Christmas can be an emotional time for many people and we are often called to search for someone who is vulnerable and missing. This can involve officers (and loyal police dogs) searching to find them and ensure they stay safe.

5. Arresting drink/drug drivers

Tonic 6

With many people upping their social life throughout the festive period, this also means we will be on the lookout for drink/drug drivers. No-one is ever pleased to see our flashing lights in their rear view mirror so our advice is to say no if you are getting behind the wheel.

6. Diffusing domestics

Domestic 1

At Christmas, we spend more time together meaning perhaps that families can get fed up with each other, we are regularly called to deal with domestic incidents. These could range from an argument over a Christmas present that has got out of hand to something more serious.

7. Delivering bad news

Bad News 1

One of the worst jobs for us on Christmas Day is delivering bad news. Knocking on someone’s door to tell them their loved one has died is awful on any day, but especially on December 25th.

8. Delivering good news

Good News 1

Thankfully our job isn’t all doom and gloom. We also get the chance to give good news – this might be a lost loved one being found, a stolen item recovered or we’ve caught the person who committed a crime against them.

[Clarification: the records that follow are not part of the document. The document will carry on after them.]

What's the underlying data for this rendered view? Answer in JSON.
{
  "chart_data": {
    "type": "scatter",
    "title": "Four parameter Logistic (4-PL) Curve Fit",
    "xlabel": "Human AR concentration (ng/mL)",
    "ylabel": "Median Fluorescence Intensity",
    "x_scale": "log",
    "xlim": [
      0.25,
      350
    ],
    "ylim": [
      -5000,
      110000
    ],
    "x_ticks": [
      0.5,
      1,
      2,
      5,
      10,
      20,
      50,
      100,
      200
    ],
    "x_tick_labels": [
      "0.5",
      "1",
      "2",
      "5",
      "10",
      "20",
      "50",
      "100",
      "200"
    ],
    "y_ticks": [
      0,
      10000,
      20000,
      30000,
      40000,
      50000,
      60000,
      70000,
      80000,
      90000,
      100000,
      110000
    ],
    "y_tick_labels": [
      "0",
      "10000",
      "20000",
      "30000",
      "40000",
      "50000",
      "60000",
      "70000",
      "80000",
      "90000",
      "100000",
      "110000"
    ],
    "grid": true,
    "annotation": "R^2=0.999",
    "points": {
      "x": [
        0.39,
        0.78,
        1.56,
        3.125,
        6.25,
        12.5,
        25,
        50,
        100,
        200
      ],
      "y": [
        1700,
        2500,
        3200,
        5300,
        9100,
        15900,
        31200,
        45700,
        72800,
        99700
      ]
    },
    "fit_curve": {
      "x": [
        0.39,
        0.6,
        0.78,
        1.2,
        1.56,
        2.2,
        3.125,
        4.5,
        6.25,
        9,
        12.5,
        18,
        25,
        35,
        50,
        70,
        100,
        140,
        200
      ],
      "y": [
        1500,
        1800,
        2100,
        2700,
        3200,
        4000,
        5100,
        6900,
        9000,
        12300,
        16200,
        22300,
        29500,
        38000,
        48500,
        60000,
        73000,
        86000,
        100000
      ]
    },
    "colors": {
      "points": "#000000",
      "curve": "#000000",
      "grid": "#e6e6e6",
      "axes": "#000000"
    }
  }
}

9. Managing road accidents

Road Accidents 1

As everyone rushes from A to B over Christmas, this can also result in more accidents on our roads. We are always on hand to help those who have been unfortunate enough to be in a prang or serious collision.

10. Going to meetings – yes, we even have meetings on Christmas Day!

Meetings 1

The world of policing doesn’t stop on December 25, so all of our top brass still get together to make sure police teams are aware of the priorities of the day. This can include looking out for vulnerable people, locating wanted suspects and dealing with serious incidents that happened overnight.

11. Looking through bins – it’s a dirty job but someone’s got to do it

Bin 1

Some of us are lucky enough to have the chance to search through bins, drains and piles of yucky stuff in the search for clues in an investigation. The smallest nugget of information can be enough to make or break a case.

12. Spreading some Christmas cheer

Christmas Cheer 1

Whether this is with our overnight guests in custody, those who have been affected by a crime or quite simply the public enjoying the festivities, it is always our aim to spread some Christmas cheer at the same time as doing our jobs. We can be quite a jolly bunch despite what some people may think!

13. Seeing our loved ones after a busy shift

Family Support 1

When joining the police, we knew it would mean working shifts and time away from our friends and family. Their support for the job we do (and their deliveries of festive treats while we are on shift) gets us through and makes it worthwhile.